One of the missions for the Naval Undersea Warfare Center (NUWC) Division Keyport is to help industry and the federal government meet the needs of the Active Duty US Navy particularly for undersea systems. One of the important facets of accomplishing this mission is evaluating the capability and suitability of various marine systems as they are being acquired by the Federal government. While many tests can be conducted within the laboratory, ultimately many systems must be tested within their operational environment which often leads to live testing conducted within controlled spaces of the USA’s waters. In particular, NUWC Division Keyport has cognizance over the primary test and evaluation ranges for underwater systems. In this talk, three facets of underwater testing are going to be explored to provide context, some of the challenges and even some of the current solutions to these challenges when trying to measure the capability of specific underwater systems before they might be used by the US Navy. These three facets involve the use of portable instrumentation to create a “range” for monitoring a swarm of Unmanned Underwater Vehicles, development of algorithms for detecting significant underwater acoustic signals and finally, the creation of a testbed for exploring how to test autonomous systems.
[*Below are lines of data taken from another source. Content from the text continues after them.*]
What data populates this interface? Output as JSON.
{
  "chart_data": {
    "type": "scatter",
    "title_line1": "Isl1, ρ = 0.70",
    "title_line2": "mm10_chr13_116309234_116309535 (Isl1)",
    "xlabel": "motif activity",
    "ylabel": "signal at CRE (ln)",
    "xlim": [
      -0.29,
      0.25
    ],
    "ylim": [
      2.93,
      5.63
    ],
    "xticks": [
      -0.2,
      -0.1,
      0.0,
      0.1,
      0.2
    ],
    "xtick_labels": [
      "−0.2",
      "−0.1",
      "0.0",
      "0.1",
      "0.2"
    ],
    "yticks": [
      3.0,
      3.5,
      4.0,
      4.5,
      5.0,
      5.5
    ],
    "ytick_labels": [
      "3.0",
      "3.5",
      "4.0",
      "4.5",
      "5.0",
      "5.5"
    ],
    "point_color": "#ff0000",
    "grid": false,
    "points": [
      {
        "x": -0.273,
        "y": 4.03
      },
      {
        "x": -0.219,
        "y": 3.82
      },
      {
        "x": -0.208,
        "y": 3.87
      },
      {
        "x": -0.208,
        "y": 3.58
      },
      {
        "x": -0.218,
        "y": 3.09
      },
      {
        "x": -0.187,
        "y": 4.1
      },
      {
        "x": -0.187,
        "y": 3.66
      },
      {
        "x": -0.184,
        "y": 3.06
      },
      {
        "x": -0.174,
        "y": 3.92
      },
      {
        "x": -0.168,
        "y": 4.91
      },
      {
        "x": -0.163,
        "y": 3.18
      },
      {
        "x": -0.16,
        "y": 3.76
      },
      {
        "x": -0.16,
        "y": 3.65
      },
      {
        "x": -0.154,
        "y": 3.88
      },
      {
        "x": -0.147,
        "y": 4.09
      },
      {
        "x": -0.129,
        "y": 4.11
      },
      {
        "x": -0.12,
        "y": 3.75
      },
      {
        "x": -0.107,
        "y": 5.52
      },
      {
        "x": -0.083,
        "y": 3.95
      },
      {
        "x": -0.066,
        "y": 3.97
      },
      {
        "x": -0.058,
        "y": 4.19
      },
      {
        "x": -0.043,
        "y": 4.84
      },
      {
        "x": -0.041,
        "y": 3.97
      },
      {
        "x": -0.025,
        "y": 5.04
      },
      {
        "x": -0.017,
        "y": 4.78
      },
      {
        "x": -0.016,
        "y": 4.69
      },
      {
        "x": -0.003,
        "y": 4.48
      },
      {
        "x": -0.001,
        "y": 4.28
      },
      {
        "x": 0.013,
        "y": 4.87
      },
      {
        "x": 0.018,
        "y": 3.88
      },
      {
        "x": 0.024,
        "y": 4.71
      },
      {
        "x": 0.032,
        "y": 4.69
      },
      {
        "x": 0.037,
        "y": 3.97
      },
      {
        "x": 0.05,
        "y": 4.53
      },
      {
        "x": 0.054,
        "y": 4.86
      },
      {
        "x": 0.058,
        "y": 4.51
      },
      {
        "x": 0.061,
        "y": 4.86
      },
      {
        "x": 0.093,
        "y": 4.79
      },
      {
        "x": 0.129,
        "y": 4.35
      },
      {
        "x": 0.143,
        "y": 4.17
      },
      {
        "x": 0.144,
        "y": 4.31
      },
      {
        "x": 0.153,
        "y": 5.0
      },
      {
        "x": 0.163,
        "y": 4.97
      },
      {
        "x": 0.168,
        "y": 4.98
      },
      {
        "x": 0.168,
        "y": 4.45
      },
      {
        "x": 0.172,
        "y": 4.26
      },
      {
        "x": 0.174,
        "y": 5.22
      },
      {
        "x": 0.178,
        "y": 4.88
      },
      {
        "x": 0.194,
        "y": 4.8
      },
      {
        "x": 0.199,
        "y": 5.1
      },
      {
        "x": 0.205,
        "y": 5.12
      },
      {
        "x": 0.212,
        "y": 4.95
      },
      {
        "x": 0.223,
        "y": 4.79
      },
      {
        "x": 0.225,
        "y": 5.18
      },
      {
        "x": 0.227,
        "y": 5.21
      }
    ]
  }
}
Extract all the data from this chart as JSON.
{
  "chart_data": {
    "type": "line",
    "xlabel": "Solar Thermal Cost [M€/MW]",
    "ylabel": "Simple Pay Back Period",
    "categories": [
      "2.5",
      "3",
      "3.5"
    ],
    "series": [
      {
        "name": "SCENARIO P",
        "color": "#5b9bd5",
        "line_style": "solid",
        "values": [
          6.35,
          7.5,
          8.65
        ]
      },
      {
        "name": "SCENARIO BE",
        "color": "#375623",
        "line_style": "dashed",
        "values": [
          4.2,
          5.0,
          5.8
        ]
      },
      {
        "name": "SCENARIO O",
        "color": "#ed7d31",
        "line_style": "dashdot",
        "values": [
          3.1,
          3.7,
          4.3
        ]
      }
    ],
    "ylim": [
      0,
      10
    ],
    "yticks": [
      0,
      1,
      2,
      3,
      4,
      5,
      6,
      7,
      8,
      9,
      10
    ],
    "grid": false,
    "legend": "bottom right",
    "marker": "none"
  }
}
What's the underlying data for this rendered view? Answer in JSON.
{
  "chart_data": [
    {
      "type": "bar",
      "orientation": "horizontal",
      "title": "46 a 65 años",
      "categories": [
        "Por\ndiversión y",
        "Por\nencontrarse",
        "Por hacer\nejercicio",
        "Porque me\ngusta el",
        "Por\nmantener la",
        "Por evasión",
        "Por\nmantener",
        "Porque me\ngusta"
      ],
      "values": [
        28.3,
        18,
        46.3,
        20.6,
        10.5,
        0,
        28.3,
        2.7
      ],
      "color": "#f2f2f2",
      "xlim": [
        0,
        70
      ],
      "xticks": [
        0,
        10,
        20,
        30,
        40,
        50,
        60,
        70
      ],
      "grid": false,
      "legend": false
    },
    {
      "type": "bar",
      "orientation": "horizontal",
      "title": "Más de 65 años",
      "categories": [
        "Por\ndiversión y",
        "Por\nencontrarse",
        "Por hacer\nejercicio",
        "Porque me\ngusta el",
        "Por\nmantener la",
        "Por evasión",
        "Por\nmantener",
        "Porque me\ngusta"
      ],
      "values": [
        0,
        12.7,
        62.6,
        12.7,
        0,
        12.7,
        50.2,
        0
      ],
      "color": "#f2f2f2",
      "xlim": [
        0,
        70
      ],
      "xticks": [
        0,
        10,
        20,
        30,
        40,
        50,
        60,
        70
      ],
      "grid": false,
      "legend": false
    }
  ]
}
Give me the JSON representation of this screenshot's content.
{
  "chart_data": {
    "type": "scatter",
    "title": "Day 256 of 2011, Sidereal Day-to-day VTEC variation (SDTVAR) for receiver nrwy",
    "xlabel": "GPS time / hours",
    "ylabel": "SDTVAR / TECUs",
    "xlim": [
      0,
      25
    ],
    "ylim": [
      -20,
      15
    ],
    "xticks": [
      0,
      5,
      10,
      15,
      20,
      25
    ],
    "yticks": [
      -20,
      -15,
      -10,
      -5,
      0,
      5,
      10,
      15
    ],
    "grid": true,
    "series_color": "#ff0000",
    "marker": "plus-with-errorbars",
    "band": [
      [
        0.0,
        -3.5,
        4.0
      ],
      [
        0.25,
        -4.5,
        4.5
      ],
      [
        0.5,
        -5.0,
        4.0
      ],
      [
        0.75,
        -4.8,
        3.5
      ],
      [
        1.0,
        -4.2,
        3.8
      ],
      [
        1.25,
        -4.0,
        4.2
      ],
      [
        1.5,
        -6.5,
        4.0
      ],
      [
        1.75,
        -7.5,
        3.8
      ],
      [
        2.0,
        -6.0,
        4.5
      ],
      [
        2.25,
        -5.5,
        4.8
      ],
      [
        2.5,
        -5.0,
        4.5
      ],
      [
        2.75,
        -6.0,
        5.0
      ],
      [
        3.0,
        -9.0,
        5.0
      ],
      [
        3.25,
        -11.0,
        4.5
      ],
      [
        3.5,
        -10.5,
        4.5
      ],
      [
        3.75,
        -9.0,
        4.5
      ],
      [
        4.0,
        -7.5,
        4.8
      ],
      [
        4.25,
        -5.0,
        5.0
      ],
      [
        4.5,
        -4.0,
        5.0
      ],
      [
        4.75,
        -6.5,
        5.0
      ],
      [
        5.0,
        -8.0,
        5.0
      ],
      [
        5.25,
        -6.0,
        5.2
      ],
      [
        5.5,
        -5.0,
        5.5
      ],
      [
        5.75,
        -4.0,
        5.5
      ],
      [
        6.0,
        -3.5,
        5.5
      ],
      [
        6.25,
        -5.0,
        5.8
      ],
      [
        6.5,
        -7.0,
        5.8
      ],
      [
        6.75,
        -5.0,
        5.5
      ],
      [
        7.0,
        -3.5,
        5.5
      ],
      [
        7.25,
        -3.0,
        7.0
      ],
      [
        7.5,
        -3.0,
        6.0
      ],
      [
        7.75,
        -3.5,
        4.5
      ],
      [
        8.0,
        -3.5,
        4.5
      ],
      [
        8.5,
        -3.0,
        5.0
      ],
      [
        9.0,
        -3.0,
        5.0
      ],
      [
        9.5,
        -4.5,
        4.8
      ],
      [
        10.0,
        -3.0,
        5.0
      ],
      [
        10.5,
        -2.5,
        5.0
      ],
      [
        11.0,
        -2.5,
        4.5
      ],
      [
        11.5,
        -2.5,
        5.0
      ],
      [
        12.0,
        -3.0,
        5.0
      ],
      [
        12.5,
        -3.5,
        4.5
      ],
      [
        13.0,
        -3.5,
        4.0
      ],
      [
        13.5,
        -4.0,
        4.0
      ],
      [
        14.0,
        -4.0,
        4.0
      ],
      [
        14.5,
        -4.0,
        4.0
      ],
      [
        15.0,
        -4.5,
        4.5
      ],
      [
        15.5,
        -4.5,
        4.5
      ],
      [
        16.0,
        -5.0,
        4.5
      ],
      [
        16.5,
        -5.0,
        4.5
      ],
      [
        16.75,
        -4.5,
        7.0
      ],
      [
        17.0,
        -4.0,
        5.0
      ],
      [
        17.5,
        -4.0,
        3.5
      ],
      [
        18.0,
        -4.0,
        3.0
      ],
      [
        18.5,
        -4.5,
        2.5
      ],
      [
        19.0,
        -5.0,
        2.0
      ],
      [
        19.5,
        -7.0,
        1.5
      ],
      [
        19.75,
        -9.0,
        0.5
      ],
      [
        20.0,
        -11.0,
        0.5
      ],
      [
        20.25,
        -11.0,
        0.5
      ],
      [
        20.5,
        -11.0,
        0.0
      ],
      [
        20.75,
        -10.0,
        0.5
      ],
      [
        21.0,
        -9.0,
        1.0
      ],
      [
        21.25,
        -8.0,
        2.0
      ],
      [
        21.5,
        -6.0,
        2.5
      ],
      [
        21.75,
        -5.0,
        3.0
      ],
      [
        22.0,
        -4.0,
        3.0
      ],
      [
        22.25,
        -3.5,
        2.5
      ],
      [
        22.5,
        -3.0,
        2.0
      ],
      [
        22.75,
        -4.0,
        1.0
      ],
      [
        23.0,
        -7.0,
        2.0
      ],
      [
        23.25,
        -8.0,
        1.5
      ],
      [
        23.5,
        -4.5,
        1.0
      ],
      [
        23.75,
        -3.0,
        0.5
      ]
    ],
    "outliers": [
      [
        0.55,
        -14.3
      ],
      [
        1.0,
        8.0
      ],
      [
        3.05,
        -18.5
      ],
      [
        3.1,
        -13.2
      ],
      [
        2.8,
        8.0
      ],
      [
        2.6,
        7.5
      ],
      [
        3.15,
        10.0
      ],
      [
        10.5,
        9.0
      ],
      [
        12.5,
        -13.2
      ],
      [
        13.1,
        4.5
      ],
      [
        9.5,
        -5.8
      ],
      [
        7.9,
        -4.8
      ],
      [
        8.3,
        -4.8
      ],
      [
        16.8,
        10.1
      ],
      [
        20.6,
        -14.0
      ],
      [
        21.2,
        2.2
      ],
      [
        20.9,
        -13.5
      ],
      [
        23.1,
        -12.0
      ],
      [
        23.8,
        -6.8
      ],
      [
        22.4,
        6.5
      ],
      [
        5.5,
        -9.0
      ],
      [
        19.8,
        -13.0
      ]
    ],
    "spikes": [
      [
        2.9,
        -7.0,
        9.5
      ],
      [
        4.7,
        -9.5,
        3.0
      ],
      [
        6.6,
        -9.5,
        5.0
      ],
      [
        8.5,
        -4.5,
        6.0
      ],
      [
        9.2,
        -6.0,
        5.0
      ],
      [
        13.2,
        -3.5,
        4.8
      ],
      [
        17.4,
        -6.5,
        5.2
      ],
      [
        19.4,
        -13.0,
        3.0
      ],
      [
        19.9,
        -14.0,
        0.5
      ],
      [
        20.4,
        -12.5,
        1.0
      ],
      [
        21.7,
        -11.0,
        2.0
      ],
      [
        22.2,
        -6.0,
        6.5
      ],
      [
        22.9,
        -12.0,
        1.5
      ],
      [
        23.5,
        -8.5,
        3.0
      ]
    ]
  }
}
Dr. Martin Renken earned a Bachelor’s of Science in Electrical Engineering from Valparaiso University in 1991. He followed this by working as a part-time graduate cooperative education student at the National Institute of Standards and Technology in Boulder Colorado while working towards his Masters and PhD in Digital Signal Processing through the Electrical Engineering Department at the University of Colorado in Boulder. Throughout this time, Dr. Renken applied signal processing analysis techniques to materials characterization and non-destructive testing with ultrasonic waves. After a brief post-doctoral position at the University of Denver Research Institute, Dr. Renken joined NUWC Division Keyport as a research engineer. At this time, Dr. Renken is a NAVSEA Underwater Acoustic subject matter expert particularly with respect to the propagation of acoustic waves relevant to the potential impact of those waves on marine life. Dr. Renken is also a principle developer for future technology to be used for conducting underwater and surface test and evaluation of US Navy systems. In this latter role, Dr. Renken has begun exploring autonomous systems and the testing of autonomous systems and is vitally interested in this topic and the topics of autonomous perception particularly applied to underwater systems.